En plus, c’est marrant car les univers ne se croisent pas trop.
Lorsque j’étais à Angoulême, j’ai donné mon roman de fantasy aux gens de chez Spirou, qui viennent de le lire. Ca leur a vachement plu ! Et j’essaye un peu de faire croiser les univers parce que pour moi, tout cela est cohérent avec ma personnalité, tout simplement. Je n’ai pas envie de compartimenter à l’infini. Mais cela ne se fait pas naturellement et il n’y a pas de blocages non plus.
Lorsque je faisais de la science-fiction, j’ai aussi fais une anthologie de la science-fiction sexuelle. A moi ensuite de prendre les opportunités quand elles se présentent.

 

 

Arthur De Pins & Maïa Mazaurette



Lorsque je vous écoute, je constate que c’est plutôt Arthur qui a eu des difficultés, contrairement à Maïa. On pourrait s’attendre à voir une femme cataloguée alors que dans votre cas, c’est le contraire !


MM : Je pense que c’est aussi une question de timing. Je pense que nous avons fait, tout les deux, le même pourcentage de sexe/pas sexe. Sauf que moi, j’ai tout de suite cassé mon image « sexuelle » avec tout de suite autre chose contrairement à toi, Arthur.


ADP : Oui, c’est vrai. Péchés Mignons représente une phase ou j’avais fait un peu de dessin animé avant. Entretemps, j’ai aussi fait des illustrations mais c’est vrai que pendant 4 ans, je n’ai fait pratiquement que ça et j’ai été finalement connu que pour ça. C’est vrai qu’après, c’est assez dur.
En plus, comme c’est du dessin, je parle en fait du style graphique de Péchés Mignons, c’est quelque chose qui m’a collé longtemps aux baskets parce que c’est quelque chose dont les gens se souviennent plus que pour un scénario ou un scénariste. C’est vrai que là, ces deux autres BD sont arrivées à point nommé.
Encore une fois, je ne renie pas Péchés Mignons du tout. Seulement, je suis vachement content de faire autre chose.


Parlez nous de la revue Fluide G. dans laquelle vous semblez avoir quelques responsabilités…

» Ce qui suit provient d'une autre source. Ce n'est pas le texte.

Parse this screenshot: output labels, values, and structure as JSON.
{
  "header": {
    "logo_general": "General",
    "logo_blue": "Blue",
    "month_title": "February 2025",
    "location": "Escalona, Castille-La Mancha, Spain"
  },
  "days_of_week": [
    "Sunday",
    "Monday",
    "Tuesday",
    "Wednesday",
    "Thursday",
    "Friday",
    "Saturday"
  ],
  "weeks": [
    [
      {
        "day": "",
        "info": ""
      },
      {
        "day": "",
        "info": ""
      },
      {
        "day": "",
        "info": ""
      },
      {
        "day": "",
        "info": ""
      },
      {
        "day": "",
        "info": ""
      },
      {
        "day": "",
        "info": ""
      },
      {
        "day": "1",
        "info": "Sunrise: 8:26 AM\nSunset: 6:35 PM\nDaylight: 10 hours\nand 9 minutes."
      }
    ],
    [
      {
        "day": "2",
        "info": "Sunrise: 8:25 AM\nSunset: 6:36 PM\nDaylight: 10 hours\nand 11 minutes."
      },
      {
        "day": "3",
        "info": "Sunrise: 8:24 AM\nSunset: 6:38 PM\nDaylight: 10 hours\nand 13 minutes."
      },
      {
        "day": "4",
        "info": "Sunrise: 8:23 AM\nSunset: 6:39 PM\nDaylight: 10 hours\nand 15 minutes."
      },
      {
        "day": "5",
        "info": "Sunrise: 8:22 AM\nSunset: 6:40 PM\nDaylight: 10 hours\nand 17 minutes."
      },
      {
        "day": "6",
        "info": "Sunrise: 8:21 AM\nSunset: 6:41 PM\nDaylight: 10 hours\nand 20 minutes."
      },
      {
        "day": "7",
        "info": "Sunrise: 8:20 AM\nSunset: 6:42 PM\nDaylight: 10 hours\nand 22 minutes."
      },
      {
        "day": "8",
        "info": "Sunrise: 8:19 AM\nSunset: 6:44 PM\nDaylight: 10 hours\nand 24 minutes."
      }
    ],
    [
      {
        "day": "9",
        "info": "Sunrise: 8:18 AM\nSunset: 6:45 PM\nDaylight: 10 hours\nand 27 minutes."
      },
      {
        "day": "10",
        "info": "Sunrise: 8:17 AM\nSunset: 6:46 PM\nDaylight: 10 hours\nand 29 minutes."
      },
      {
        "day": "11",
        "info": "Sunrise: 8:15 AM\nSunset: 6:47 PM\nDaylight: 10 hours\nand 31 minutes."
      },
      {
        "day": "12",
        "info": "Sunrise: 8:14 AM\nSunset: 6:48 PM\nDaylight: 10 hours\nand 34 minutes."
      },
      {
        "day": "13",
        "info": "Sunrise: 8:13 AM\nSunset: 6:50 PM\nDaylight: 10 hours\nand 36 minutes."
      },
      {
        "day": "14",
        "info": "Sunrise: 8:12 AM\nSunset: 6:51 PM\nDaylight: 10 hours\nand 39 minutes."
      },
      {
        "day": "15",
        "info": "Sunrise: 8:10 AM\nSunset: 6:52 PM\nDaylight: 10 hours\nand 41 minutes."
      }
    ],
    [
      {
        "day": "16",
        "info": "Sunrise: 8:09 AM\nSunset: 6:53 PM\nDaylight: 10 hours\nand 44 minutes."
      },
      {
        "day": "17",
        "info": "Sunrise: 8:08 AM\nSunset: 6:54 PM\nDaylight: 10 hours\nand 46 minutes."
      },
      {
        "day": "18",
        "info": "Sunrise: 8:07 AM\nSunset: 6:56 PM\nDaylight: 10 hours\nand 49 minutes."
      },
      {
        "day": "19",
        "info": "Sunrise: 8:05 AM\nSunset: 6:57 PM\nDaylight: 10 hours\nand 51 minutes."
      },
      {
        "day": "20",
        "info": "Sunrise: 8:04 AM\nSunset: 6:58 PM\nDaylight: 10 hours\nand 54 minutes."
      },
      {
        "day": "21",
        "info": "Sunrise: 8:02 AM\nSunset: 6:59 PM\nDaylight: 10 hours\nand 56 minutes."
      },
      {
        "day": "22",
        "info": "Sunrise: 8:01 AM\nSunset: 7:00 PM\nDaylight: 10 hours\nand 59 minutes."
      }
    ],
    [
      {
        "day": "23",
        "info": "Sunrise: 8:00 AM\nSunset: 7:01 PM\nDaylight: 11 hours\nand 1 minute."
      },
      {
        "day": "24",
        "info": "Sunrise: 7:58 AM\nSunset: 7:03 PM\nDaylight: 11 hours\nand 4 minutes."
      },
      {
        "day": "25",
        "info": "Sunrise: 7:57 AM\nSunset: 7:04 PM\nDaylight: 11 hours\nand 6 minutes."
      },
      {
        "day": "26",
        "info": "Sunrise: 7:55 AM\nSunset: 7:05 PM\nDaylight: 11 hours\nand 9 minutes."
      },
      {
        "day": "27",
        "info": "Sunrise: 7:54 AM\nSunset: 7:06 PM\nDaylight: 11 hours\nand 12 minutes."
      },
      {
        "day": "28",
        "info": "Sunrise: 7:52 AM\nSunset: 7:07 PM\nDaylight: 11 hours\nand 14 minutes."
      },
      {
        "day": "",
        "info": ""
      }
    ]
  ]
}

MM : Alors, cela dépend de ce que l’on appel « responsabilités ».
Quand notre éditrice a créé ce magazine, elle a tout de suite demandé si nous avions des idées pour le recrutement des personnes qui travailleraient dedans. Donc, j’ai ramené trois personnes qui travaillent dans le magazine…
Oui, j’estime avoir de la responsabilité mais je n’ai aucun poste de rédacteur en chef. Mais j’ai mes quatre rubriques quand même et cela fait pas mal de boulot. Je m’occupe du régime, des cosmétiques. D’une grosse chronique « Mégalomaïa » et des consultations de sexologie.
Oui, finalement, j’ai un petit peu de responsabilités et il y a mon investissement émotionnel car j’aime beaucoup ce que l’on fait. Je trouve que c’est quelque chose qui manquait beaucoup au paysage français. Un truc à la fois féminin, hyper pêchu et irrévérencieux. Qui arrête de présenter les femmes comme des princesses. On est en train de bousculer l’image des femmes et je crois que cela tient beaucoup à cœur à toutes les personnes qui travaillent dessus de jouer les pétasses superficielles et d’arriver aussi avec des gros mots. Des trucs qui tachent, etc.


Finalement, c’est un projet dans l’air du temps puisque la BD érotique a retrouvé un second souffle grâce à l’arrivée de plusieurs femmes auteurs qui investissent ce créneau.


MM : Oui et c’est marrant parce que lorsque cette tendance là est arrivée dans la littérature il y a dix ans, tout le monde disait que c’était de la sous littérature et j’ai l’impression qu’il y a eu un petit peu ce débat là quand les filles sont arrivées avec des livres tels que « Lollipop » ou «Princesse Chocolat ». On disait que n’était pas vraiment de la BD parce que c’était plus caustient. Parce que c’était des thématiques qui relevaient moins du fantasme que de la description humoristique avec une sexualité caustienne. Ce n’est pas la super héroïne avec des seins énormes et qui couche avec douze mecs. C’est plutôt la fille d’à côté qui est un peu moche, avec de la cellulite.
A mon sens, ce n’est pas moins érotique, c’est juste différent. Mais c’est marrant de voir les réticences que le milieu peu avoir et puis, après les ventes que ces BD là font au bout de deux ou trois ans, c’est marrant de voir qu’il n’y a plus personne pour crier au loup (rires).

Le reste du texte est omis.